Ironically, there is little actual history conferred in A Handheld History. Those looking for alternatives should read Jeremy Parish’s books on retro video games and his YouTube channel Video Works, a survey of video games. For those not limited to just reading English, the French book publisher Pix’n Love Editions publishes authoritative books on various video game topics, including Gunpei Yokoi: Vie Et Philosophie du Dieu des Jouets Nintendo (2010) – which translates to The Life and Philosophy of Nintendo Toy God – by Takefumi Makino and Florent Gorges. This book is a tribute to the late great engineer Gunpei Yokoi, a key figure in the development of portable games.

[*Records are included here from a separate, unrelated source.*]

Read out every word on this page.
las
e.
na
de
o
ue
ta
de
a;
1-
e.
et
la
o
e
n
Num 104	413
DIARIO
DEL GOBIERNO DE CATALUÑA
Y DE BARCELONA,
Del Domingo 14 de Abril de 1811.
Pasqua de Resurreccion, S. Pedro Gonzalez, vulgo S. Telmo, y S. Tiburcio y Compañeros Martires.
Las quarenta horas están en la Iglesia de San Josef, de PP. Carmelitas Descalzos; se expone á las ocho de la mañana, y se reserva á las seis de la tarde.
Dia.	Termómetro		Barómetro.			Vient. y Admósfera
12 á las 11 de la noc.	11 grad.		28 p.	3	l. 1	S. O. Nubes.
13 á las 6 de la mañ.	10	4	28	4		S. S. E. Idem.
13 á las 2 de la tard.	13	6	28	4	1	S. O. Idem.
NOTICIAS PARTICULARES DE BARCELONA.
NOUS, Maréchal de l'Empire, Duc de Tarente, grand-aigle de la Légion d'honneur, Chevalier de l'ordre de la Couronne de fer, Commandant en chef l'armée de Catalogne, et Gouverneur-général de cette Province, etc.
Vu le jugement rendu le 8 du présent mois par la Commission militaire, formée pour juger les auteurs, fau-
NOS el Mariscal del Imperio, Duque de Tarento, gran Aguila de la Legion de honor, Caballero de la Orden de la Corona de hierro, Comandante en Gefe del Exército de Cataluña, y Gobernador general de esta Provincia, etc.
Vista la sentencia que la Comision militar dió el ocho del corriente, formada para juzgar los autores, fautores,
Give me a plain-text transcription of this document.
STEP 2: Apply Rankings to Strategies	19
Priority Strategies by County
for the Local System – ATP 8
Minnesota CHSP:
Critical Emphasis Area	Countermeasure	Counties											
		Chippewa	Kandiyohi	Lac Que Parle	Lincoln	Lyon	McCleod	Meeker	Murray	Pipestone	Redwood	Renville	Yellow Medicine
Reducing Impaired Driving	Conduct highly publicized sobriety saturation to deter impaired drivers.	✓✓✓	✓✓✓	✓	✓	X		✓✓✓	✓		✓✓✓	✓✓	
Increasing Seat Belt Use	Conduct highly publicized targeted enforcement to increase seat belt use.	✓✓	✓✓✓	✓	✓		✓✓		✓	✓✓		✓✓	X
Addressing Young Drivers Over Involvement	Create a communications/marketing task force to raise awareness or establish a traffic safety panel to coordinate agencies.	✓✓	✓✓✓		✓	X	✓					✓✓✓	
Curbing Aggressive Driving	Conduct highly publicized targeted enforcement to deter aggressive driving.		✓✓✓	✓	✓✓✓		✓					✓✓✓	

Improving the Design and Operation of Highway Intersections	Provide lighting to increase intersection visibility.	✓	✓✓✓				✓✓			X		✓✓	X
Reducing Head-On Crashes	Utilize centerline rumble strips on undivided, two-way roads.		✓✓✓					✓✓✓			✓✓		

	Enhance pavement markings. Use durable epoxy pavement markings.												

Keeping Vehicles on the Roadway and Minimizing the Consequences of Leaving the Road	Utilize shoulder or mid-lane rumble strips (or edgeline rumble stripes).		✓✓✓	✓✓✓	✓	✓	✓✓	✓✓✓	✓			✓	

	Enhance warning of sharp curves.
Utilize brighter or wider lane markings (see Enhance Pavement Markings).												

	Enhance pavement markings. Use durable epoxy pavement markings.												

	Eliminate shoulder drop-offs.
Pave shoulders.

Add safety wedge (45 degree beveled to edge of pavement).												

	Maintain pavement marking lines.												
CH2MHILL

At its best, A Handheld History provides barebones descriptions of the hardware technology used to play games on the go, served with personal anecdotes, but it is uncritical of consumer culture around video games. In the essay “Take Us Back”, Scott Russell muses that nostalgia “… is a therapeutic reaction to ‘fast technologies’ and the emotional or psychological pain they envelop… This process involves seeing or even feeling aspects of the past in a very tangible way.” I can’t wrap my head around what Russell means here, but one thing is clear: A Handheld History is comfortable following trends and indulging fans’ collective desire for escapism.
A Handheld History tries to be an almanac of sorts. The attempt is hampered by its adherence to the ongoing and fervent nostalgia-fueled content that is rampant in much of the popular discourse surrounding video games. In A Handheld History, well-argued and researched opinions are rare. Instead of discussing games on their own merit, many of the contributors cite Metacritic as the authority of a game’s importance. Thus, in lieu of concise and well-presented arguments, the wistful affection of those championing a work, in this case, video games, is corroborated by the sterility of data from sites like Metacritic.